С момента амнистии 1791 г. он множество раз напоминает о своём отказе от милосердия, своей убеждённости, что оно может только поощрить измены и продлить напряжённость. И всё же, можно ли исключить, что на его позицию повлияли призывы, распространённые тогда в Париже? Вероятно, нет, поскольку Робеспьер хочет слушать санкюлотов. Однако он продолжает отвергать требования Ру и Леклерка, подпитываемые продовольственными проблемами; для него эти люди не что иное, как "двое интриганов, два посланца Кобурга или Питта, которые, чтобы лучше отравить источники народной доверчивости, взяли имя Марата, чтобы им прельстить" (5 августа). Кто знает, что их газеты могли бы спровоцировать: разграбление магазинов? Новую резню в тюрьмах? Вскоре декрет о массовом наборе усугубляет этот страх (23 августа). Робеспьер не единственный, кто опасается "бешеных"; быть может, чтобы противостоять их аудитории, якобинцы назначают его председателем клуба 7 августа. На следующий день в Конвенте он добивается рассмотрения "поведения двух продажных авторов" комитетом общественной безопасности. В период кризиса якобинцы убеждены, что Робеспьер может указать путь. Члены Конвента также признают это, и избирают его на пост председателя Собрания 22 августа.
Разгневанному Парижу Якобинский клуб и члены Конвента отвечают голосом и образом Робеспьера.

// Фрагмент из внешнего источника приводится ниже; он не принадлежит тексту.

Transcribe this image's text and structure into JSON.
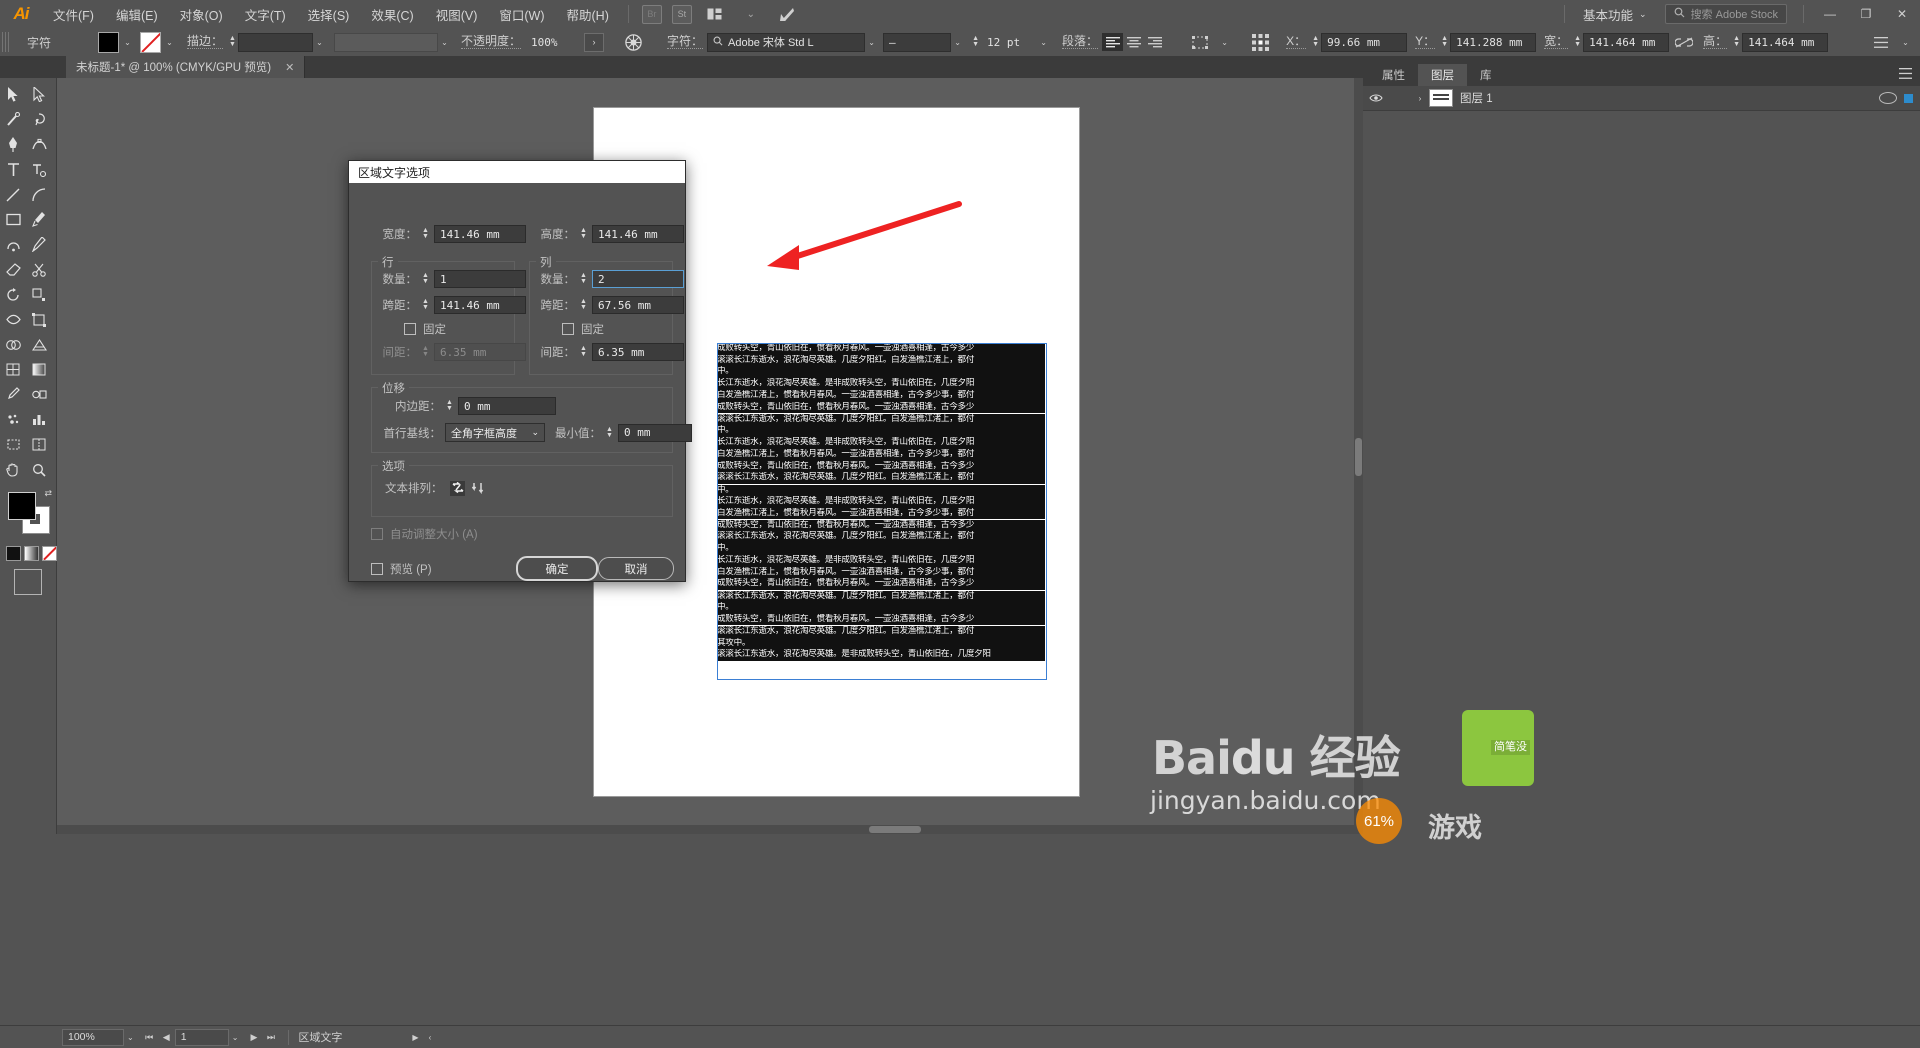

В Конвенте он для того, чтобы успокоить: "Уважайте законы, доверяйте вашим представителям и будьте уверены, что они не пренебрегут ничем, чтобы найти лекарство от ваших недугов", - отвечает он депутации 26 августа. Но он хочет также услышать народные чаяния: "Народ нуждается в отмщении", - признаёт он у Якобинцев (30 августа). С конца августа он выступает за более оперативный Чрезвычайный революционный трибунал, за менее многочисленный и более эффективный комитет общественной безопасности, за изгнание всех дворян с общественных должностей. 30-го, в Якобинском клубе он подразумевает новый народный лозунг: "Поставить террор в порядок дня". Речь идёт не о том, будет ли террор официально занесён в "порядок дня" в Якобинском клубе или в Конвенте, но о том, как добиться, чтобы он стал фактом, реальностью. Это призыв, как и в последующие месяцы, потребовать постановки в порядок дня победы, мужества, порядочности, нравов или правосудия…
5 сентября 1793 г. суровые и решительные слова у всех на устах. В то время, как Робеспьер последний день является председателем Конвента, депутаты начинают с разделения Революционного трибунала на четыре секции; все согласны с докладчиком, Мерленом из Дуэ, "что безнаказанность или отсрочка наказания тех, кто находится в руках правосудия, ободрит тех, кто ещё плетёт заговоры". Немного позднее является значительная делегация парижан, возглавляемая мэром и муниципальными чиновниками, чтобы потребовать создания "революционной армии", обязанной осуществлять снабжение города и наказывать скупщиков и заговорщиков. После того, как заявление сделано, Робеспьер произносит несколько слов и с почестями приглашает петиционеров на заседание. Тотчас людская волна захлёстывает амфитеатр, располагается на ступенях, занимает партер; некоторые граждане несут таблички с надписями: "война тиранам", "война аристократам", "война скупщикам". Робеспьер также хочет войны против внешних и внутренних врагов, но очень остерегается повторять лозунг "террор в порядок дня"; гораздо более он предпочитает этому правосудие: "Рука народа поднята, - говорит он, - правосудие заставит её пасть на предателей, заговорщиков, и она не оставит от этого нечестивого племени ни следа, ни остатка".
Робеспьер, как может, направляет дебаты или, скорее, движение этого дня. "Было бы весьма удивительно, если бы мы развлекались здесь обсуждениями, - сказал Бийо-Варенн. – Нужно действовать". И Конвент действует, побуждаемый Дантоном и Бийо: он издаёт постановление о создании революционной армии, затем обещает арест подозрительных, процесс Марии-Антуанетты и жирондистов, ночные обыски, ограничения множества еженедельных заседаний секций из-за опасения, что как бы их непрерывность не позволила, как в Лионе или Марселе, превратить их в очаги контрреволюции. Собрание чувствует народное давление, признаёт его и сопровождает его декретами, принятыми 5 сентября и в последующие дни. Время для судебной войны против внутренних врагов с помощью революционной армии и Революционного трибунала, закона о подозрительных (17 сентября), введения всеобщего максимума цен (29 сентября). Хотя народный лозунг не был вписан в закон, кое-что изменилось; в последующие недели многие из журналистов, якобинцев и членов Конвента считают, что террор окончательно "в порядке дня".